About American Pacific Corporation
American Pacific is a chemical and aerospace company with the following products: (i) fine chemicals in the form of active pharmaceutical ingredients and registered intermediates, (ii) perchlorate chemicals used in space propulsion and other applications, (iii) liquid in-space propellant thrusters used for attitude control on satellites, (iv) Halotron, a clean fire extinguishing agent, (v) sodium azide and other energetic products used in various applications and (vi) water treatment equipment. Fine chemicals are produced at Ampac Fine Chemicals (AFC) in Rancho Cordova, California. Perchlorates and other energetic chemicals as well as Halotron and water treatment equipment (PSI) are manufactured at the Wecco division in Cedar City, Utah. The in-space propulsion business, Ampac-ISP, is located at Niagara, New York, and Westcott in the U.K. American Pacific also participates in a joint venture packaged explosive manufacturer, Energetic Systems, Inc. (ESI) with facilities in Hallowell, Kansas and Oklahoma City, Oklahoma. Additional information about American Pacific can be obtained by visiting the Company’s web site at www.apfc.com.

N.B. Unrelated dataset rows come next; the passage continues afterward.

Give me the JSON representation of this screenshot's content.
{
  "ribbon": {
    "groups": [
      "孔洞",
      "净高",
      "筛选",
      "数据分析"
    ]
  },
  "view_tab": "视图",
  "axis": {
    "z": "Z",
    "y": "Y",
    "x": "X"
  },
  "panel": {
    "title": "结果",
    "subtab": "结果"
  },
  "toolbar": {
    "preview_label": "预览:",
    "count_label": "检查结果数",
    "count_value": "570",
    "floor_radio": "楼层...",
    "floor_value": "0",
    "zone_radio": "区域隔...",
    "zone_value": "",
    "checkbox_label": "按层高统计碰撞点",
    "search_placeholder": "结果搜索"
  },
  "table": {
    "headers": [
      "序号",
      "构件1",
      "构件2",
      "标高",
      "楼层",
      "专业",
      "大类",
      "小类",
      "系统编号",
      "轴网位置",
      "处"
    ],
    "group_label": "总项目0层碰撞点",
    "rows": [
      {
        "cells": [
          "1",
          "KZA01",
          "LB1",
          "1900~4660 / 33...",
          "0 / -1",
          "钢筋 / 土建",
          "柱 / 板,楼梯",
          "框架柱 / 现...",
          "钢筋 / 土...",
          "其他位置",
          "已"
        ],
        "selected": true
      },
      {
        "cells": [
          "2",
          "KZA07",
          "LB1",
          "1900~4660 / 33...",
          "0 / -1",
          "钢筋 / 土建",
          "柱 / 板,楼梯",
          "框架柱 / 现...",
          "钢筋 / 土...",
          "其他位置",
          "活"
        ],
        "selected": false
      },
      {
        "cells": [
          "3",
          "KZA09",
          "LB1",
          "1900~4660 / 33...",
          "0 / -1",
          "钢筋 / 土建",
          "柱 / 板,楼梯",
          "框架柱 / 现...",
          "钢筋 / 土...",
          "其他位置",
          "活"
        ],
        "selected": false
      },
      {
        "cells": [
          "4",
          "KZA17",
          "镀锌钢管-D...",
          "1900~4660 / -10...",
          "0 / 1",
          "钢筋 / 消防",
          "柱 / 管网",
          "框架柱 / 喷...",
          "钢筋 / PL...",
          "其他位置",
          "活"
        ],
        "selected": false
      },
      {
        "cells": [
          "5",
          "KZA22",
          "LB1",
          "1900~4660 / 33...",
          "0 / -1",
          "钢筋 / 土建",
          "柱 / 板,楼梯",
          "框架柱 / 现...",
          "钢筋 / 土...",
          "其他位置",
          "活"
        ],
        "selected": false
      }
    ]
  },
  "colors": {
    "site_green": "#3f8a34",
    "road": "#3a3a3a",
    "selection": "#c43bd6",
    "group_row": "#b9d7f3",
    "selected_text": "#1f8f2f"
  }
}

Risk Factors/Forward Looking Statements
The statements contained in this press release that are not purely historical are forward-looking statements within the meaning of the Private Securities Litigation Reform Act of 1995, Section 27A of the Securities Act of 1933 and Section 21E of the Securities Act of 1934. Such forward-looking statements involve known and unknown risks and uncertainties that could cause actual results of the Company, or industry results, to differ materially from any future results, performance, or achievements expressed or implied by such forward-looking statements. Factors that might cause such differences include, but are not limited to, the risk of any reduction or changes in NASA or U.S. government military spending, the loss of any one of our limited number of customers, the failure of continued appropriations by Congress for our customers’ existing or future U.S. government contracts, cost over-runs on our fixed price contracts, termination of the U.S. government contracts at its convenience, complex procurement regulations, environmental concerns, our substantial amount of debt, the restrictive debt covenants and the cost of servicing such debt, the ability to secure and maintain adequate liquidity to manage our operations, the hazardous nature of our product, the disruption of the supply of key raw materials, our inability to adapt to rapid technological changes, and risks associated with our acquisition of the AFC Business, including, but not limited to, integration risks and costs, the AFC Business not achieving expected financial results or synergies or otherwise perform as expected and the risks associated with the operations of the AFC Business, and the other risks and uncertainties detailed in the Company’s filings with the Securities and Exchange Commission. Readers of this release are referred to Risk Factors included in the Company’s Annual Report on Form 10-K for the year ended September 30, 2005, and Quarterly Report on From 10-Q for the quarter ended December 31, 2005, for further discussion of these and other factors that could affect future results. The forward-looking statements contained in this news release are made as of the date hereof and American Pacific assumes no obligation to update for actual results or to update the reasons why actual results could differ materially from those projected in the forward-looking statements.